House in Sandycove
STUDIO / DESIGNER
Arigho Larmour Wheeler Architects
Architectural Design: Residential
Structures & Spaces
Windows: Carlson and Timeless Sash Windows
Concrete Floors: Uniqrete
Tiling: Design Emporium
Timber Floors: Hardwood Flooring Company
Stone Counters: Leinster Stone
Sanitary Ware: Bathhouse
Kitchen and Fitted Furniture: Woodale
Aisling McCoy (Photographer)
Design Challenge and Design Ideas
Existing house and a sustainable design approach.
This project involved the restoration and extension of an historic double fronted Regency style end of terrace house, ensuring its future and make a modern, energy efficient family home, appropriate to its context. Previous alterations and extensions since its original construction made for small, dark rooms and convoluted circulation. Typical of its age, the house had issues with damp and thermal performance while archaic plumbing and electrical systems required upgrading.
Works involved a deep retrofit of the existing house, substantially improving the energy rating of the whole house to an A3.
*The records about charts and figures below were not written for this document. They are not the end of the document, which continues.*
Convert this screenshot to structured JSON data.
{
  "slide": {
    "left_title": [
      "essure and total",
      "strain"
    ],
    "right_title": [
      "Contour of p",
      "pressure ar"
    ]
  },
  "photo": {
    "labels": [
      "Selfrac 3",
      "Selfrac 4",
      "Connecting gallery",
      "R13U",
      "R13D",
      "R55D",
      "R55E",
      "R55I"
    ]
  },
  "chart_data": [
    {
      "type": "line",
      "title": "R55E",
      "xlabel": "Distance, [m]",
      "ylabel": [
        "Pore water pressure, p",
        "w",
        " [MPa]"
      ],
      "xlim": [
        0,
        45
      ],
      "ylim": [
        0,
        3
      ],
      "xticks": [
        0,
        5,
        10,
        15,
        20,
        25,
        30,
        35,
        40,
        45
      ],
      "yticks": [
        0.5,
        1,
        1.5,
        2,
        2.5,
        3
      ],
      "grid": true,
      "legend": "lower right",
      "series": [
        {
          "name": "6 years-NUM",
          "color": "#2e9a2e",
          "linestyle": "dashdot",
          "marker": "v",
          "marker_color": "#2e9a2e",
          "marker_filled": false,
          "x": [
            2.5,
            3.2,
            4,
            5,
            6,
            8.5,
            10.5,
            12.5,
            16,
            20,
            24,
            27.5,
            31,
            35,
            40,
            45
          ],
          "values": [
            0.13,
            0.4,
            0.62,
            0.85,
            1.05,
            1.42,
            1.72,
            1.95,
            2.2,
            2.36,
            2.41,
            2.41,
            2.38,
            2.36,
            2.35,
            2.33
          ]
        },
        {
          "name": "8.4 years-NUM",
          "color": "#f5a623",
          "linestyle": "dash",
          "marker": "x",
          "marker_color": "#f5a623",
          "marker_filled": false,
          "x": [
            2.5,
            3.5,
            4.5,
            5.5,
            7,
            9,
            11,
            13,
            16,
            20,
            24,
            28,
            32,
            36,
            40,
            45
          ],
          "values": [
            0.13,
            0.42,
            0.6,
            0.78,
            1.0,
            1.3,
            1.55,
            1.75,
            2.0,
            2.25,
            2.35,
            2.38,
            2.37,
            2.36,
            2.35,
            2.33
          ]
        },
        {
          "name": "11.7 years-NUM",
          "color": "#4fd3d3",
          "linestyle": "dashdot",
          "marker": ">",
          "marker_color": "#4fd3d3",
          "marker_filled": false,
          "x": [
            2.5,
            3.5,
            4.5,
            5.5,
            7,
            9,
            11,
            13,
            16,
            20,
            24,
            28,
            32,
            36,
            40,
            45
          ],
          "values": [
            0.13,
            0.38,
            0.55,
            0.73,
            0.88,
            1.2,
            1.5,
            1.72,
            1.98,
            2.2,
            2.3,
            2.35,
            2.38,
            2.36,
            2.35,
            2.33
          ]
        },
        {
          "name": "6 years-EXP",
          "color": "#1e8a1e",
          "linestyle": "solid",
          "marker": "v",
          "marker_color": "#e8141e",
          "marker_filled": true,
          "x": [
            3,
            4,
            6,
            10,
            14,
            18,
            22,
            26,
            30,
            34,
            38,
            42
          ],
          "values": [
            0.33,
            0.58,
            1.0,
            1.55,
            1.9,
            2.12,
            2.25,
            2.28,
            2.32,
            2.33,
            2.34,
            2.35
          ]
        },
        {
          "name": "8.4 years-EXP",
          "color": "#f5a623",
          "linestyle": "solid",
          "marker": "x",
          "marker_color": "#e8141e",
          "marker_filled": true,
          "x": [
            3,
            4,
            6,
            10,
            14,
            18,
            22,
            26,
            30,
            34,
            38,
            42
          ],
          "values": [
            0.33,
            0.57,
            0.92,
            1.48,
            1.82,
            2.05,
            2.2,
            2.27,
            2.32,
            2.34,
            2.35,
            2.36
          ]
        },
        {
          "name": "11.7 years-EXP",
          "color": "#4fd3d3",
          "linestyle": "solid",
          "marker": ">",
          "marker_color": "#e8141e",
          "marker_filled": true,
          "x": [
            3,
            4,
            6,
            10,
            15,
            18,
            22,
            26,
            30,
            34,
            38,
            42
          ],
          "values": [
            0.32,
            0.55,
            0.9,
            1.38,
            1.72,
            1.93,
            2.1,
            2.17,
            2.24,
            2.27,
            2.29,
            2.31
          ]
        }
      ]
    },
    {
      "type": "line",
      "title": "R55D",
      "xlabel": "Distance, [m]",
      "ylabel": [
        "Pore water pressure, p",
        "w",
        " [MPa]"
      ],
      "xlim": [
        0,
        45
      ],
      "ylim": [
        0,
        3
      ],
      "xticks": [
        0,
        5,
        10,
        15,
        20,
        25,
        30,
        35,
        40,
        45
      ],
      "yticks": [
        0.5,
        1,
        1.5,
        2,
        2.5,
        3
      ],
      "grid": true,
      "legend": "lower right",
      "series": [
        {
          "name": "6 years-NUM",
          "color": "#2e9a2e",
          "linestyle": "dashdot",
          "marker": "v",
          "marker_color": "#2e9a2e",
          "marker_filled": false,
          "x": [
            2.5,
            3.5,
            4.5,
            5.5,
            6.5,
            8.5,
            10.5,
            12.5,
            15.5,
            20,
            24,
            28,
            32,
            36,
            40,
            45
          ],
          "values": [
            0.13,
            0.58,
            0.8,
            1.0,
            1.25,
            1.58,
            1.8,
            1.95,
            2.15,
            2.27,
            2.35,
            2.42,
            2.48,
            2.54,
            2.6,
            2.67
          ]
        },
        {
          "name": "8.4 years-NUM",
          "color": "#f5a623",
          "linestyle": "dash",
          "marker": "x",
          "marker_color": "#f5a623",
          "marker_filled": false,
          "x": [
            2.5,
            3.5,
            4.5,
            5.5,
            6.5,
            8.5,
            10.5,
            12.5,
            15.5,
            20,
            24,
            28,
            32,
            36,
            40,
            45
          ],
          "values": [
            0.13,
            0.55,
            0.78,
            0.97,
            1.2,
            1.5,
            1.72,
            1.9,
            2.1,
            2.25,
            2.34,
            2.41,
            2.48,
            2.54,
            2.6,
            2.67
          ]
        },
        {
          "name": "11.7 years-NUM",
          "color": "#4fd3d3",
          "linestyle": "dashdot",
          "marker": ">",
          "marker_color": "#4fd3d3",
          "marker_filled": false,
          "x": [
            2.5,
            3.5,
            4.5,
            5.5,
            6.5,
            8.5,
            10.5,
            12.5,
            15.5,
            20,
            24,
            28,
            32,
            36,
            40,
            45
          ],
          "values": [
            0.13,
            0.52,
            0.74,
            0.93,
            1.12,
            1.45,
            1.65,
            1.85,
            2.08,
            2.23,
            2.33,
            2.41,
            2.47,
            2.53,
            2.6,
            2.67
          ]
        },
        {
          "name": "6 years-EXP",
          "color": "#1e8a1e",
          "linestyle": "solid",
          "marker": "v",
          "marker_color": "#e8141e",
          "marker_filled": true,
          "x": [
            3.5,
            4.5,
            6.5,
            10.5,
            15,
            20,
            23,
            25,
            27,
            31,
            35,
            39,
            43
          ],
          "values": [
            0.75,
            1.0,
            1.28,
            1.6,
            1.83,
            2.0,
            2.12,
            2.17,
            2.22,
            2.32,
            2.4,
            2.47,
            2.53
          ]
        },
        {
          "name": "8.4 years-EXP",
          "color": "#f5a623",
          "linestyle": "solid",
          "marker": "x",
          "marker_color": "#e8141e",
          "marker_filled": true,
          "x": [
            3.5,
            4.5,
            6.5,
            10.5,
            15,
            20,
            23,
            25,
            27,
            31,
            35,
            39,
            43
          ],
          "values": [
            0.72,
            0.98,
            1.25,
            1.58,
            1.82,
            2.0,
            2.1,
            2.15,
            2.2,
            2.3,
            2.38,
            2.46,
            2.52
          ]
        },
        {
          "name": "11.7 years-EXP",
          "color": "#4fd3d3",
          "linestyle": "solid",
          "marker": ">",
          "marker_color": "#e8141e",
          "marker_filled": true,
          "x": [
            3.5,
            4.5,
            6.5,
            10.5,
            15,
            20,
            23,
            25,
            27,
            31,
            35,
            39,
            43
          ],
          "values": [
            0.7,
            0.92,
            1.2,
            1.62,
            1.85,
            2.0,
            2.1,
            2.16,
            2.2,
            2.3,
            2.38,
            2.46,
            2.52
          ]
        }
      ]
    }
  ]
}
Maximising natural light and ventilation to all rooms in the house, while retaining as much garden space as possible for planting was key to the design.
How the brief was fulfilled
The addition of a modest single and two storey extension, set back from the existing house across two courtyards, is an adaptation which allows both the existing house to breathe, and family life to extend out in to a series of gently choreographed and characterful spaces, framing and leading to the garden beyond.
Setting the extension back from the original house and preserves the legibility of its form and allows the new extension to be distinct from the original architecture. The existing granite boundary wall is retained and incorporated into the side elevation and the new first floor is set back from this, making a subtle change to the street scape and providing additional privacy.
From the doorway of the existing house, a view through the new living spaces connects to the garden beyond. The new rooms are separated from the existing house by two new courtyards, through which a new glazed hall passes, maintaining light and views to the neighbouring property and ensuring that the existing rooms are light filled. Recessed timber lined pocket studies are tucked into the sides of the glazed hall.
A traditional palette of materials was used, with silica sand in the limewash applied to the regular module of brick creating a gentle texture and capturing the coastal light playfully. Along with lead capping and timber cladding the materials chosen were
intended to combine to form gentle and organic external elevations animated by natural texture and tone, sympathetic to its historic neighbours.
From an architecture perspective they have achieved a lot of internal space whilst being sympathetic to the local area achieving a non exposing modern extension."